New paper on molecular evolution of B cells
23 Mar 2014, by ErickOver the past year we’ve started in on a completely new research direction, which concerns B cells, the cells that make antibodies. Antibodies have to be able to bind a very large number of different molecules in order to neutralize pathogens or to mark them for destruction. As part of improving their binding for a given antigen they go through an evolutionary process of mutation (yes, the human genome mutating itself on purpose!) and then selection, whereby B cells producing antibodies that bind well to antigen but not well to self are allowed to multiply. It’s now possible to sequence the DNA or the RNA that determines the shape and binding properties of these antibodies in high throughput. In short, B cell “affinity maturation” is a molecular evolutionary system that evolves very quickly, and one for which data has been quickly accumulating.

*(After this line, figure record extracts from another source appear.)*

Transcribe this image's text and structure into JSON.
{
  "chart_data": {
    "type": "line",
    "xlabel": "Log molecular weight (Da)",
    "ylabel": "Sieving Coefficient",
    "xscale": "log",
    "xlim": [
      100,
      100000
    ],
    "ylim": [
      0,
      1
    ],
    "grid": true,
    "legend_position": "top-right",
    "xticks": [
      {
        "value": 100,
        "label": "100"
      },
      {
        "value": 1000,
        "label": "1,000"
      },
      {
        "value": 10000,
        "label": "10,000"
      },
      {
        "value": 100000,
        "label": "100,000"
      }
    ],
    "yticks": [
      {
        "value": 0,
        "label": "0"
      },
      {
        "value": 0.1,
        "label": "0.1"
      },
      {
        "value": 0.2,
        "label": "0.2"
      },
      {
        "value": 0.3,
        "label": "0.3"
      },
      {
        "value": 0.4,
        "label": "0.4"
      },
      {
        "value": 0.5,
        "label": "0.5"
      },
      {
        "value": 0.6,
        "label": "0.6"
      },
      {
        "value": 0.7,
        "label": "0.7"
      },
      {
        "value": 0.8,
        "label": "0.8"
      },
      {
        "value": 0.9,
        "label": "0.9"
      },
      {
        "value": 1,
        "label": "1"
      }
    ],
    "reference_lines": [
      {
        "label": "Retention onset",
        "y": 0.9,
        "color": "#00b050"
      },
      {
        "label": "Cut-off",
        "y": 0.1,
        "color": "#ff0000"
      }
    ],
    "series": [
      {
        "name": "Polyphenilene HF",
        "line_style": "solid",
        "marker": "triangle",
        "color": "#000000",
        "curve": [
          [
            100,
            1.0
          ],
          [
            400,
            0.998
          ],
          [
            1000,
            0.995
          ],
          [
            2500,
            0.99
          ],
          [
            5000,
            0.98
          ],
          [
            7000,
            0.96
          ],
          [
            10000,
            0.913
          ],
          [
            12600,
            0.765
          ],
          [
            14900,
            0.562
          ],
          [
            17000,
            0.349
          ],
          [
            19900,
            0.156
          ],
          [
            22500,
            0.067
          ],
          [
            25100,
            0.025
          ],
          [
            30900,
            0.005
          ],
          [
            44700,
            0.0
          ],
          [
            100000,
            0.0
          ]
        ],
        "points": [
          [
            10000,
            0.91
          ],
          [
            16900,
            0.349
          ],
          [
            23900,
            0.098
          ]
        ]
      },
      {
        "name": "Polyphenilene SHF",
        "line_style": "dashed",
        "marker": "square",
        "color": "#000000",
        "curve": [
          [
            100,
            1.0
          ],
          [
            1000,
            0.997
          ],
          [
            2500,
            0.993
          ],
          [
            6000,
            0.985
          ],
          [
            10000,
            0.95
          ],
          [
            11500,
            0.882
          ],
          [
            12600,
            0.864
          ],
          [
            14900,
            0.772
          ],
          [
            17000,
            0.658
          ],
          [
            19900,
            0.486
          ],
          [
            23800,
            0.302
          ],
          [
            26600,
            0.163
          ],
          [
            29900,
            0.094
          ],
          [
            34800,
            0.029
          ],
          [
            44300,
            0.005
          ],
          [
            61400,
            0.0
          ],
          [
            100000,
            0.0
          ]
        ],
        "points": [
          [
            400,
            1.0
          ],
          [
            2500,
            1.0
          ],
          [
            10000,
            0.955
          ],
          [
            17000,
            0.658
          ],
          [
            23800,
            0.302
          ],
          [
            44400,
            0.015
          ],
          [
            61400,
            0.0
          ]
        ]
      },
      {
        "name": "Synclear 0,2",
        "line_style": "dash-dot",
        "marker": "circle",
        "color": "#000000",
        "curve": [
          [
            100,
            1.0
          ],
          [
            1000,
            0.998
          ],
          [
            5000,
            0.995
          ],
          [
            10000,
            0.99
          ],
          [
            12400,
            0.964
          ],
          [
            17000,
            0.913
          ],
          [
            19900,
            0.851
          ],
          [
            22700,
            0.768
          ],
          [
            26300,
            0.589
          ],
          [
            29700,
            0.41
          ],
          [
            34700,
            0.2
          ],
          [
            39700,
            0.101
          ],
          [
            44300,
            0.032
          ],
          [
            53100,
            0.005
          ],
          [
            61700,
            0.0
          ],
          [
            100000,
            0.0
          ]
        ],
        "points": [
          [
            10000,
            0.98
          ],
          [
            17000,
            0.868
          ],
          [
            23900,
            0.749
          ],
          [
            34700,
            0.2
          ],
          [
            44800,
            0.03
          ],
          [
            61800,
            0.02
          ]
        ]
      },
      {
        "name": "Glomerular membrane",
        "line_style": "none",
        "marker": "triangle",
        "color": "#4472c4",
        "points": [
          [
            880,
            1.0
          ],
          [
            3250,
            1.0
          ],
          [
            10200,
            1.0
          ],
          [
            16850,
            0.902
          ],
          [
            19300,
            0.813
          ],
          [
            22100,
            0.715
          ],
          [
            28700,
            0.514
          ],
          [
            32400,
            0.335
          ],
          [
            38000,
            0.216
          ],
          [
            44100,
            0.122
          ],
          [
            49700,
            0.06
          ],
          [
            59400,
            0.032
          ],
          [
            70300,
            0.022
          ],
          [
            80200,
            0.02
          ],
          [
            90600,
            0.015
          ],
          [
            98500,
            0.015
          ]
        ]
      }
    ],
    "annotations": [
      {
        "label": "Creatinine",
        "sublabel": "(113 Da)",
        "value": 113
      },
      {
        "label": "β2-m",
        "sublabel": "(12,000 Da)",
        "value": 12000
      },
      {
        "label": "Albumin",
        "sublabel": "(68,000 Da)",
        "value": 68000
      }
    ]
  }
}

Well, we have some experience with analyzing sequence data coming from evolutionary systems, and so we were pretty excited when Harlan Robins (FHCRC PI and founder of Adaptive Biotechnologies) set us loose on a data set he recently sequenced. A natural question to ask is what statistical evolutionary models would be appropriate for this sort of sequence data, and to ask if we can apply some of the tools that we like applying to other evolutionary systems. In our most recent preprint on arXiv we do exactly that. First we do statistical model selection to see how different parts of our sequenced region evolve, and also sorted out a way to do derive a per-residue selection map for this sort of sequence data. The challenge was coming up with a method of estimating selection pressure that would scale to 15 million sequences and handle uneven sequencing coverage. We ended up doing a variant of renaissance counting. Connor and I had a blast working on this with Vladimir Minin and Trevor Bedford.
This is the first (well, technically second) step for our group in this area, and we look forward to continuing.